In Japan, the surname comes first. When a woman gets married — and yes, this is an issue that mainly affects women — she generally must change her name. Passports, credit cards and even formal introductions all need to change, too.
This isn’t a situation that only happens in this country, but Japan is the only nation that forces a couple to choose one joint surname, an idea that was reinforced on June 23 when the Supreme Court upheld a 2015 ruling that married couples must share a name.
More than a few members of Japan’s ruling Liberal Democratic Party take a conservative view on the topic, arguing that different surnames could negatively impact family unity and, in turn, children. The LDP is divided, however, with some members in favor of choice. Meanwhile, other political parties, such as the Constitutional Democratic Party of Japan, call the decision “outdated.”
“This is unbelievable,” tweeted feminist Chizuko Ueno. “More people would get married if they could choose their own surnames. Who’s really breaking up the family?”
Ueno might be onto something. Model Saya Makino touched on the topic of surnames in an interview with fashion magazine Very in August of last year. The publication is geared toward young working mothers struggling to balance their personal and professional lives.
In the interview, she spoke about how she was expected to do the bulk of the housework and child care (she has three children) as her husband of 11 years was the primary wage earner in the marriage.
“I’m ready to move on to a new form of family,” she told Very. “I really like my husband and appreciate him, but I no longer want to use his surname. I think our family is ready for a freer way of thinking and to view me, the mother, as a person and an individual.”
To this end, Makino said she was preparing to make the switch from a “legal marriage” to a “de facto marriage,” which means filing for divorce and reclaiming her old surname (which she is still in the process of doing).
“My children and husband are on board with this,” she said. “We will all continue to live together, but fulfilling the traditional roles of mother and homemaker besides working full time, and assuming my husband’s surname, is no longer viable.”
Attorney and former TV newscaster Yukino Kikuma also alluded to this idea of identity when it came to having to change her name after getting married in her 40s. She told the Asahi Shimbun that she experienced a sense of panic when her original name disappeared from all legal and official documents.
“The only place where I got to keep my name was my business card,” she said. “In the eyes of Japanese law, a person called Yukino Kikuma was ceasing to exist. It was pretty scary.”

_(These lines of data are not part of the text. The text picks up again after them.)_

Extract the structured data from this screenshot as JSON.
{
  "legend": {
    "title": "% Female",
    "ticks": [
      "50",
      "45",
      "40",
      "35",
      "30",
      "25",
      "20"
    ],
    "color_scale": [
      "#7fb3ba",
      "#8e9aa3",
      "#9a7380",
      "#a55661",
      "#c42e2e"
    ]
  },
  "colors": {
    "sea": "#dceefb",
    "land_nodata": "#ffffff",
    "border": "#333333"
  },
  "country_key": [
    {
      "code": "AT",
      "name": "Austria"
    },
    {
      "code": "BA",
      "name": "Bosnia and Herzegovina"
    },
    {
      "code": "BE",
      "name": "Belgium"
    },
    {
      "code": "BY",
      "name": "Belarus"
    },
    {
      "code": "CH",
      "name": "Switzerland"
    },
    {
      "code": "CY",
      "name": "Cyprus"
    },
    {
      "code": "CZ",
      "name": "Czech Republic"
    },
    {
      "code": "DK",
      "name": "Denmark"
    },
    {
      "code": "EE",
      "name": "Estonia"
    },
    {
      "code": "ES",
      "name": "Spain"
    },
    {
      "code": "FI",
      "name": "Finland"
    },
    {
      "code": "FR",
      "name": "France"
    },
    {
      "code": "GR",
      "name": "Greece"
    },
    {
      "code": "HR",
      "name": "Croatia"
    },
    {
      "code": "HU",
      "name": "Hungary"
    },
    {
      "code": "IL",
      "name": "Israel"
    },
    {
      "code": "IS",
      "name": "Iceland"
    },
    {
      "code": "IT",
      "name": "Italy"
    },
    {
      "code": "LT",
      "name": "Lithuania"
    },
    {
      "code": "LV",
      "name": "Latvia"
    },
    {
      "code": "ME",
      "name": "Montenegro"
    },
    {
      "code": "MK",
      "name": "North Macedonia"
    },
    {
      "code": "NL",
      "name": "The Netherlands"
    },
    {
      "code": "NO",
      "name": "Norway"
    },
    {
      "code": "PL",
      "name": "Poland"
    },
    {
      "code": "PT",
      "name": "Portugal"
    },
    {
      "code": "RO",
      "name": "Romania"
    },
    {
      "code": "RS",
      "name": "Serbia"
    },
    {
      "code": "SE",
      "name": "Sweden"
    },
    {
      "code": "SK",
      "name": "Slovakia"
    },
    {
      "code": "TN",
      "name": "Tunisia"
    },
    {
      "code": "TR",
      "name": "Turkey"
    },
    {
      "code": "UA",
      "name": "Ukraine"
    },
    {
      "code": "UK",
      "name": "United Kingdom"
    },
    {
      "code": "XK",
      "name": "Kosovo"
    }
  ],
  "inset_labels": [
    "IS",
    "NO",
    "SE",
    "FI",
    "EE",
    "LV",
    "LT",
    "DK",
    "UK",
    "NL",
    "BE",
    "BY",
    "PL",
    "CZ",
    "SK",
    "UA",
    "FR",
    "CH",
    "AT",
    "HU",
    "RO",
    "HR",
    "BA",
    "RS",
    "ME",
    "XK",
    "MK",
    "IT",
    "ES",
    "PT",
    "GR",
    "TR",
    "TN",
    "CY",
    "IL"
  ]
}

Makino and Kikuma aren’t alone. The Nihon Keizai Shimbun reports that when it conducted a survey on surnames six years ago, more than 50% of respondents were in favor of the current system. In a survey conducted by Nikkei in late March, however, the tables had been turned: Sixty-seven percent said that people should have the option to change or keep their surnames upon marriage. Notably, the younger the respondent, the more likely they were to cast a ballot for optional surnames. A whopping 84% of those between 18 and 39 voted for optional surnames, while that number dwindled to 55% for people 60 years and older.
The June 23 verdict also drew criticism from the business community, in particular from Yoshihisa Aono, the CEO of software company Cybozu. He took his wife’s surname, Nishihata, after marrying but uses his pre-marriage name for business purposes.
“Every time I sign a contract, I have to confirm with the legal department whether I can use my old surname or have to use my married name,” he told Tokyo Shimbun. “I always carry around two hanko (personal seals) for this purpose.”
“The LDP is a drag on the economy,” he later tweeted.
In the same Tokyo Shimbun piece, Dwango CEO Takeshi Natsuno said, “Both the business sector and the Japanese people stand to lose a lot under the current system. The current surname system burdens everyone, and spawns a lot of paperwork that has a negative impact on productivity.”
Since the Supreme Court ruling, Aono and other corporate bigwigs have been circulating a petition to reverse the verdict. As of the middle of July, they had received close to 650 signatures, including those from old-guard manufacturers such as Panasonic and Kagome.
The old guard of politics remains in need of convincing. Junya Tsutsui, a professor at Ritsumeikan University, told the online magazine President Woman, that “part of the reason that there’s so much resistance to changing the system is that many Japanese are misreading the situation.”
“They think that optional surnames mean that married couples must automatically have different surnames, which is not the case at all,” he continued, adding that the main obstacle is with politicians.
“To a conservative government, the family is sacrosanct,” he said. “They don’t want to mess around with the family because if they do, they stand to lose a huge chunk out of their support base.”
Tsutsui adds that the current law on similar surnames has only been around for
120 years. Prior to the Meiji Restoration of 1868, most people didn’t have surnames at all unless they were a part of the aristocratic or samurai classes.
“At 120 years, the law is a little too young to be called a tradition,” he told President Woman. “On the other hand, the modern Japanese family is changing rapidly, and in big ways. Enforcing an old system in this new era doesn’t make much sense. I hope that in the not too far-off future, society will provide everyone with the freedom to choose their own surnames.”